Now I shouldn't have to tell you what happened next. The owner of the car was arrested, charged with robbery and convicted. His motion to suppress the evidence obtained from the pen register was denied on the grounds there was no search. The conviction was upheld on appeal to Maryland's highest court.

Then the Supremes got hold of the case.

The Court held that the installation of the pen register didn't constitute a search because the defendant did not have a reasonable expectation of privacy as to the numbers he dialed from his phone. The Court also went to great lengths to explain that the contents of the phone calls weren't recorded, only the numbers dialed from the defendant's phone.

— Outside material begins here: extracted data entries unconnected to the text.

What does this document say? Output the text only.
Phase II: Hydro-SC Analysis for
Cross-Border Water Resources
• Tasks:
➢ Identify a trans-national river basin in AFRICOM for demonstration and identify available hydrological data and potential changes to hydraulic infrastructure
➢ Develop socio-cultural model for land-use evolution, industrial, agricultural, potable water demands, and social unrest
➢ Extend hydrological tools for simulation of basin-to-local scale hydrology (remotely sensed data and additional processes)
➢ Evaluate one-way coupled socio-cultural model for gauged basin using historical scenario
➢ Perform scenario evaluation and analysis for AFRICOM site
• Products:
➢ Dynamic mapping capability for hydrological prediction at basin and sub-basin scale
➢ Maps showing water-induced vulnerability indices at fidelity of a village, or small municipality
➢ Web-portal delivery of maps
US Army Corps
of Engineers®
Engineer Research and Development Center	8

Fast forward to earlier this week and we find out that Verizon, among other providers, has been providing so-called meta data from phone calls on its network in response to an order issued by a secret court (Foreign Intelligence Surveillance Court). The government has been quick to point out that the only information obtained were the phone numbers dialed, the duration of the conversation, the location of the callers and the length of the call.


What's the problem los federales ask. We're just keeping tabs on who you're calling and how long y'all are talking for.

Of course, once confronted with the news that the government is spying on its own citizens, the director of national intelligence doesn't even waste his time with the time-honored non-apology apology. Nope, instead he goes straight for the blame the leaker card.
James Clapper, the director of National Intelligence, has released a statement, which, in part, says: "The unauthorized disclosure of information about this important and entirely legal program is reprehensible and risks important protections for the security of Americans."
Just because the Supreme Court got it wrong in Smith v. Maryland doesn't mean we have to follow that precedent. Yes, all of the information regarding who we call, how long we talk and where we are when talking may be found somewhere in the mammoth stack of data the phone of cell company maintains. In our increasingly connected world, such metadata has to be stored someplace, but just because it's stored in a server in the back room of the cellular provider doesn't mean the users of that service don't have a reasonable expectation of privacy as to whom they call and how long they talk.

These cases involving electronic privacy all start with the same incorrect premise that it is the state that determines what is private and what is not. In other words, if you follow the logic of the government in these cases you will come to the inexorable conclusion that, in the eyes of the state, nothing is private unless the government says it is.

Somewhere along the line we have forgotten that it is the people who are the sovereign in the United States. The Preamble to the U.S. Constitution begins with "We the people." Our government only has those powers that the people have ceded to it. The very notion that we only have a privacy interest in anything in which we have a reasonable expectation of privacy is badly flawed.

The truth is we have a privacy interest in everything that we do and anytime the government intrudes upon that privacy interest there is a search. The burden should not be on the individual to prove that he or she had a reasonable expectation of privacy, the burden should be on the state to prove that its intrusion into the privacy of an individual was not unreasonable.

This latest example of what the government has been doing since the 9/11 hysteria demonstrates that, not only, do bad facts make bad law, but that bad law perpetuates itself through the doctrine of stare decisis.